En la Plaza de la Soledad existe un proyecto que acompaña las poblaciones callejeras desde un modelo no asistencialista.
Benito Azcano jamás pensó en dedicarse a esto. Hasta hace unas décadas, era él quien padecía los estragos de la toxicodependencia.
—Marihuana, peyote, hongos, LSD, pastillas, alcohol, jarabes de codeína, opiáceos; todo lo que se podía comer uno —recuerda—. Llegó un momento en el que el consumo se volvió muy agresivo.
Logró rehabilitarse a finales de los 80, luego de años de vivir intoxicado. Lo hizo gracias a la ayuda de Joaquín del Bosque Cortázar, un psicoterapeuta que conoció en aquellos años. En el 2000, a raíz de la iniciativa del sacerdote Ignacio Montes Biosca, Nacho, Joaquín del Bosque creó La Carpa: una organización que buscaba acompañar a las personas que sobrevivían en la calle y en las adicciones alrededor de la Plaza de La Soledad. Con el tiempo del Bosque se convirtió en el director de Hogar Integral de la Juventud y, luego de colaborar en distintos centros de rehabilitación, Benito se integró a La Carpa en 2004; hoy es su coordinador.
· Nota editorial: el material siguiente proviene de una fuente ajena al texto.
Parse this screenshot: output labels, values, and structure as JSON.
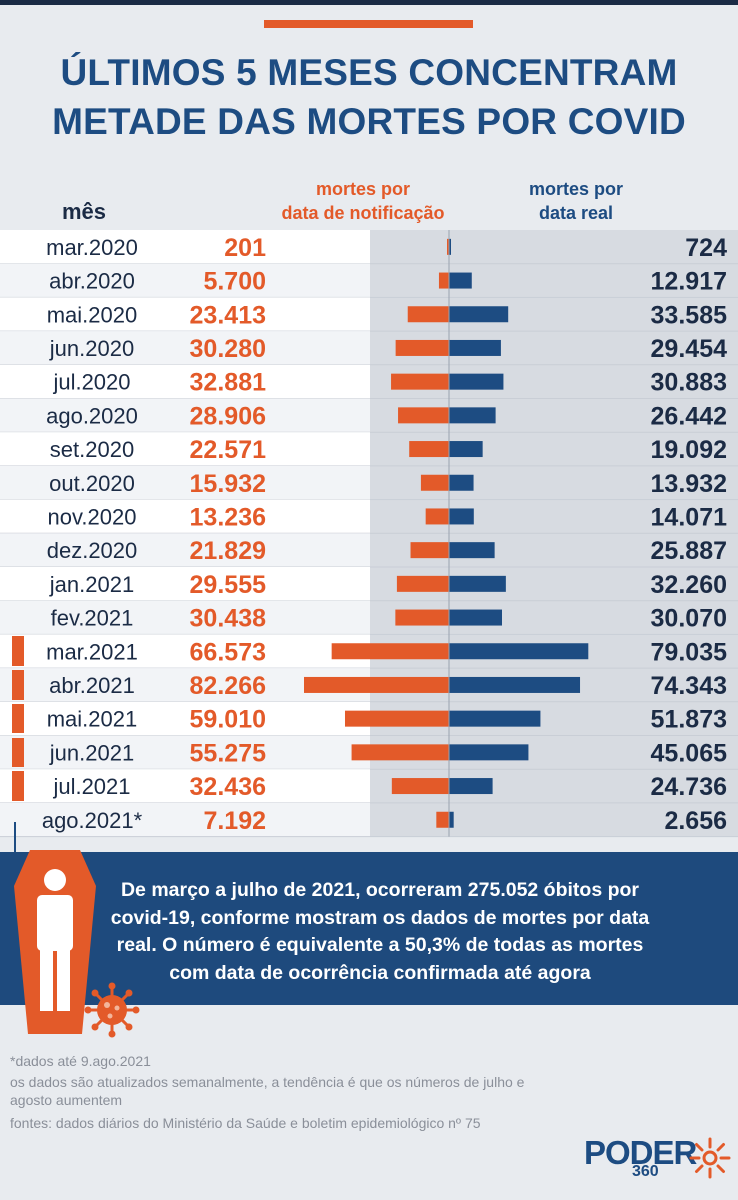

—Se llama La Carpa porque, originalmente, eso era: una carpa tendida en el atrio de la Iglesia de la Santa Cruz y la Soledad. Funcionaba como un café móvil con un centro de diagnóstico para conocer las necesidades de la población de calle.
De aquella carpa queda poco más que el nombre. Azcano habla hoy desde la esquina de Limón y San Simón, donde convergen cuatro rumbos: el barrio de La Merced, la colonia Morelos, el barrio de Candelaria de los Patos y el Centro Histórico. Estamos dentro de su oficina, en el último piso de un edificio pequeño decorado con dos murales: un pájaro al que le brotan manos, una ciudad de aves construida sobre los árboles.
Desde la ventana se atisba la plaza que, en estos momentos, hace honor a su nombre. El poco ruido proviene del bullicio de los camiones que parten hacia Chiapas y de una bocina en los jardines en la que truena una salsa de Frankie Ruiz. En las orillas del atrio, descansando contra las paredes cubiertas de grafitis o desperdigados en varios campamentos, hay quienes se fuman un toque, mujeres que le entran a la mona, otros más beben aguardiente de una botella de plástico.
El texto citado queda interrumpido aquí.